Rajesh Sabapathy, Director, Data Science, Optum Global Solutions India discusses methods to improve healthcare delivery and how the system can become more robust overall
As the world grapples with the rapid spread of COVID-19, there is an increase in awareness about the uses of healthcare data and analytics amongst the general public. Traditionally, users of predictive analytics in healthcare fall into three categories:
- Health insurance companies (payers)
- Hospitals or healthcare providers
- Government or Regulatory bodies
We will briefly touch upon seven high-impact predictive analytics use-cases for payers and providers, as the Government usually is a provider and / or a payer in most countries.
I. Health insurance companies (payers)
Minimising medical cost
Payment made on fraudulent claims drives up healthcare costs for everyone and needs to be curbed. Typically, payers use a lot of if-then rules to detect fraudulent claims. However, as fraud becomes more sophisticated, advanced predictive models are required which look for signals across hundreds of variables to detect fraud.
Another strategy in keeping medical cost down is to use disease prediction models in conjunction with population health management programmes.

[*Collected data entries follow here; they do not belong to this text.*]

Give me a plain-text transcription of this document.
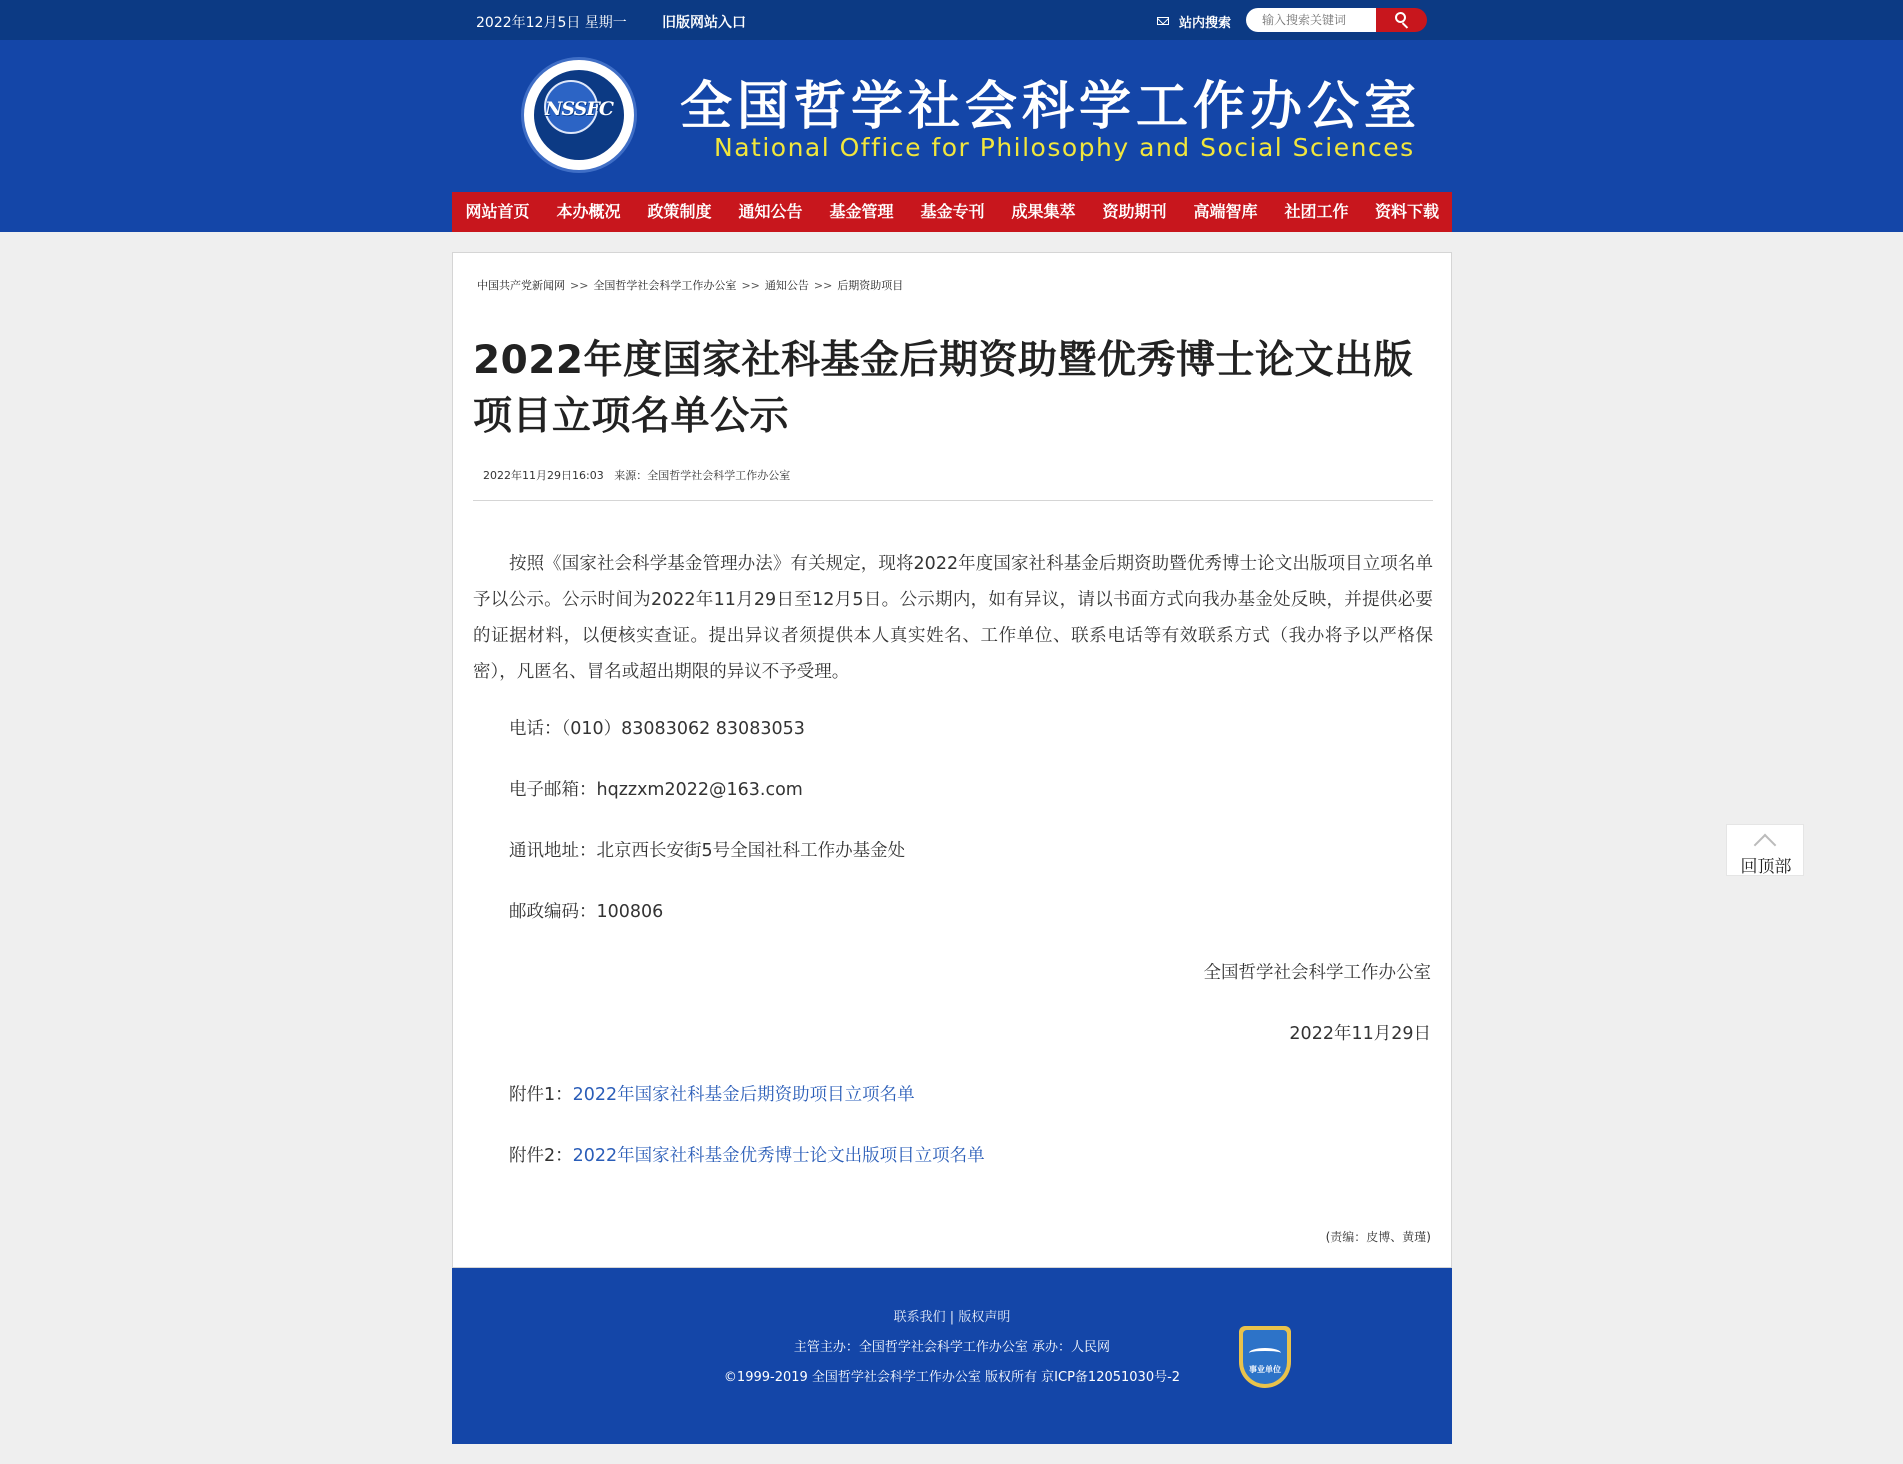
2022年12月5日 星期一	旧版网站入口	站内搜索
输入搜索关键词
NSSFC	全国哲学社会科学工作办公室
National Office for Philosophy and Social Sciences
网站首页	本办概况	政策制度	通知公告	基金管理	基金专刊	成果集萃	资助期刊	高端智库	社团工作	资料下载
中国共产党新闻网 >> 全国哲学社会科学工作办公室 >> 通知公告 >> 后期资助项目
2022年度国家社科基金后期资助暨优秀博士论文出版项目立项名单公示
2022年11月29日16:03 来源：全国哲学社会科学工作办公室

按照《国家社会科学基金管理办法》有关规定，现将2022年度国家社科基金后期资助暨优秀博士论文出版项目立项名单予以公示。公示时间为2022年11月29日至12月5日。公示期内，如有异议，请以书面方式向我办基金处反映，并提供必要的证据材料，以便核实查证。提出异议者须提供本人真实姓名、工作单位、联系电话等有效联系方式（我办将予以严格保密），凡匿名、冒名或超出期限的异议不予受理。

电话：（010）83083062 83083053
电子邮箱：hqzzxm2022@163.com
通讯地址：北京西长安街5号全国社科工作办基金处
邮政编码：100806
全国哲学社会科学工作办公室
2022年11月29日
附件1：2022年国家社科基金后期资助项目立项名单
附件2：2022年国家社科基金优秀博士论文出版项目立项名单
(责编：皮博、黄瑾)
联系我们 | 版权声明
主管主办：全国哲学社会科学工作办公室 承办：人民网
©1999-2019 全国哲学社会科学工作办公室 版权所有 京ICP备12051030号-2
事业单位
回顶部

For example, a payer could use a predictive model to identify members who are pre-diabetic and have a high risk of turning diabetic. The most-at-risk members could then be enrolled into a diabetes management programme to reduce their diabetes risk. By keeping members healthy and reducing future high-cost claims, overall medical cost is lowered.
Minimising operational cost
Despite the usage of sophisticated automated claim adjudication systems, a good chunk of complicated claims still require manual processing. Predictive analytics could be used to detect incorrect manual processing. For example, denied claims which should have been paid. This helps avoid claim ‘rework’ and reduces operational cost.
Payers may use predictive analytics for targeted call routing to identify and prioritise members who need assistance the most, like families with special needs children. Calls from such groups could be diverted to a dedicated and trained team, who can then provide assistance regarding clinical or administrative needs. Such programmes reduce hassle for the target groups and provide superior customer experience.
Challenges for payers in harnessing the power of predictive analytics are:
- Consumption: Business and operations teams want to understand why a certain claim is suspected to be fraudulent or why a certain caller is expected to be a repeat caller; if the predictive model is not built with interpretability in mind, adoption suffers.
- Intervention: While predictive models can often identify objects of interest with high accuracy, the real-world intervention is still a business process. Shortcomings in design and execution of the business process will affect the overall project success.
- Attribution: It is difficult to attribute how much of the success is due to the power of a model versus the efficacy of the intervention.
II. Hospitals (providers)
Predictive analytics can help predict delays in operating rooms, which are high-cost physical assets, by using data on historical handoffs and delays. This can help improve the on-time metric significantly. Likewise, by using historical utilisation and breakdown data, models can be built to conduct proactive maintenance of high-cost equipment, like MRI machines, where downtime can prove expensive.
Improved health outcomes
Predictive analytics can be used for: assisting doctors with accurate diagnosis using models based on the patient’s medical history; predicting the risk of onset of in-hospital hard-to-treat infections like sepsis; predicting the risk of the patient being readmitted so that treatment protocol can be modified etc. Such use-cases gain a lot of importance under value-based care regimes where hospitals get paid only when the patient’s condition improves.
Revenue cycle management
Given the high cost of inpatient treatment, it’s essential for hospitals to get their claims paid on time, from a cash flow perspective. To avoid any back-and-forth on claims payments with insurance companies, hospitals can use predictive analytics on claims prior to submission to identify risk of payment being denied or delayed because of improper coding or insufficient information. Claims can thus be filed with the right information to ensure timely receipt of payment.
Supply chain management
About a third of a hospital’s operating cost stems for healthcare supply chain management. Modelling historical utilisation patterns allows a hospital to forecast demand ahead of time and manage inventory using just-in-time principles instead of overstocking. These models also allow procurement teams to negotiate better with suppliers and bring down unit costs.
For hospitals, specific challenges to solve are:
- Moral hazards: People take on more risks if they don’t have to bear the full costs of the risk. In a hospital context, if doctors rely on diagnosis from a model, they may take more risks with both diagnosis and treatment because they may believe that the model is accountable for the decision and not them.
- Bias: Models tend to reflect the bias inherent in the underlying data and also the choices made by the team that built the model. In certain situations, this may end up in diagnosis and treatment unfairly favouring one group of patients over others.